The studio did not cut it. The Academy did not punish it. The audiences in 1927 watched it and went home. The historical record of how the film was received does not suggest that the kiss was controversial. The men in 1927 understood that men in the trenches loved each other. The film says so plainly. Modern audiences sometimes have to be reminded.

For Writers

Some forms of love and grief between men were easier to depict in 1927 than they have been in later eras. The death scene in Wings does what later war films have circled around without committing to. The lesson is that periods do not get more enlightened in a straight line. What you can write in 2026 is not necessarily more honest than what could be written in 1927. Read the work of earlier eras with the assumption that they may have known things you have to relearn.

Craft Note

William A. Wellman directed. Clara Bow, Charles “Buddy” Rogers, and Richard Arlen led the cast. Gary Cooper had a small role that helped launch his career. Jobyna Ralston as Sylvia Lewis. Approximately two million dollar budget. Filmed at Kelly Field in San Antonio with War Department cooperation. Three thousand five hundred infantry and one hundred and sixty-five pilots involved. First Academy Award for Best Picture. Released August 1927. Paramount restored the print in 2012.

The Verdict

10/10. The foundational American war film and one of the great silent films. The aerial photography has aged better than almost anything in the silent era. The romance plot is sturdy. The death scene is brave in a way few war films since have managed. Watch the 2012 Paramount restoration. Watch it on the largest screen you can find.


FAQ

Is Wings really the first Best Picture winner?
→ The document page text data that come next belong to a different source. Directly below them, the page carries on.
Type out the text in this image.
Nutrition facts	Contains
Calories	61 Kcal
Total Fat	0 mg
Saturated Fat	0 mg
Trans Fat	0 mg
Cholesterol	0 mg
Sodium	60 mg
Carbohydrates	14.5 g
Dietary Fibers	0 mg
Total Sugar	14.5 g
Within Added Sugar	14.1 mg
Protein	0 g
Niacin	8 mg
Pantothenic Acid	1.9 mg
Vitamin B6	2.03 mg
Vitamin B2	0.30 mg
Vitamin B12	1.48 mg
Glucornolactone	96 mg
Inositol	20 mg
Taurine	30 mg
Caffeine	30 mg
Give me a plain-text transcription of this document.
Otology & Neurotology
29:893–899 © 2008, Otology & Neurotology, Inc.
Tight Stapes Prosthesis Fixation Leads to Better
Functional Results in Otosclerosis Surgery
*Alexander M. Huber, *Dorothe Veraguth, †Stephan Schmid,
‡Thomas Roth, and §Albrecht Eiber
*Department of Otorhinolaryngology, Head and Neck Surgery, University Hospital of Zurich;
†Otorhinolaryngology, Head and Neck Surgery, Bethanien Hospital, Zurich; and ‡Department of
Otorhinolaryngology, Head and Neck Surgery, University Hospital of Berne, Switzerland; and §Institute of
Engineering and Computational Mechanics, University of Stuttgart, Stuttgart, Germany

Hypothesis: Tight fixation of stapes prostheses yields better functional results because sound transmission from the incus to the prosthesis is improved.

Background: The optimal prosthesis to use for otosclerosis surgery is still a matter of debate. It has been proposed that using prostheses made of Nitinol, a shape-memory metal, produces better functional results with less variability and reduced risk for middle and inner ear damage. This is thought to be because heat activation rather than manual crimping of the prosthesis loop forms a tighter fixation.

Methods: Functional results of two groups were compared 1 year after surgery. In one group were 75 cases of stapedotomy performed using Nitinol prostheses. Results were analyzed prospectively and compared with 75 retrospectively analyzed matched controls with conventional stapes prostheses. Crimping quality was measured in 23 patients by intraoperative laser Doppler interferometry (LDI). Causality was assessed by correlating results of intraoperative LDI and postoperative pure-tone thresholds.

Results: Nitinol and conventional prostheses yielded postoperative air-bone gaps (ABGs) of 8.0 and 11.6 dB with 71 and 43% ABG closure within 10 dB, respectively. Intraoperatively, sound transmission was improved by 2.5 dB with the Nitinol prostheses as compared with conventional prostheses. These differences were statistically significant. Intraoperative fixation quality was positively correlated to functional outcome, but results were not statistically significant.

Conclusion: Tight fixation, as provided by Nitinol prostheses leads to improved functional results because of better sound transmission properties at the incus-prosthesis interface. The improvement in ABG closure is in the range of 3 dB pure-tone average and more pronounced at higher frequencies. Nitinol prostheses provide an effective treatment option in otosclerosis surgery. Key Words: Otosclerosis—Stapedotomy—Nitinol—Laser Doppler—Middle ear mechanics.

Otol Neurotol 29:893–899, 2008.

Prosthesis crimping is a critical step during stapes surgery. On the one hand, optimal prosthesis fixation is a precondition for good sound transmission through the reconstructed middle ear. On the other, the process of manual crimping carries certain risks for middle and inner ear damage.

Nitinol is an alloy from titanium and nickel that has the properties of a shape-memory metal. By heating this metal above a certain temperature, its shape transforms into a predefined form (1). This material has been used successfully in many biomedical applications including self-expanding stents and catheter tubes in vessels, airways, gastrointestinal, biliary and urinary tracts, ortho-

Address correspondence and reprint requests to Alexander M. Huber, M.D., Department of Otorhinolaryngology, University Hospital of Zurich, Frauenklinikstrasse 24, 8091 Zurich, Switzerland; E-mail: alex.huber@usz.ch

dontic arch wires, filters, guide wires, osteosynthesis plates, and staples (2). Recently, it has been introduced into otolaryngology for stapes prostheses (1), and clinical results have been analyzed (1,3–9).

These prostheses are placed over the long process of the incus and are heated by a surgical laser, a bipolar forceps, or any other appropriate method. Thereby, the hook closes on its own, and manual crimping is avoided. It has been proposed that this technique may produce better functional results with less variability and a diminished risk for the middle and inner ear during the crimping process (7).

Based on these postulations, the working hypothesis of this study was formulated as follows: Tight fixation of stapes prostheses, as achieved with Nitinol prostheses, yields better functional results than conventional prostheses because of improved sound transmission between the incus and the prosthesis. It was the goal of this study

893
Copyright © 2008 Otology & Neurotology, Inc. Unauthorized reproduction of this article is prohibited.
Yes. It won the Academy Award for Outstanding Picture at the first ceremony in 1929 for the 1927-28 eligibility period. The award was renamed Best Picture in later years.

Is Gary Cooper really in it?

Yes, briefly. He has a short scene as a Cadet White and dies in a training accident before the protagonists ship overseas. The scene helped launch his career.

Is the aerial footage real?

Yes. Real WWI-era aircraft, real pilots, real cameras mounted on the planes. One pilot was killed during production. Wellman flew several of the most dangerous shots himself.

How long is it?

Approximately one hundred and forty-four minutes for the restored version. Some original prints ran longer.

Is it really silent?

The original 1927 release was silent with a synchronized music and sound effects track using the Vitaphone system in some theaters. The 2012 restoration includes a new synchronized score.

How does it compare to later WWI aviation films?

Better than most. The Blue Max and The Great Waldo Pepper are notable later entries. The Dawn Patrol exists in 1930 and 1938 versions. None of them have the production scale of Wings.

Should I watch this?

Yes. Foundational viewing for anyone interested in cinema or in the First World War.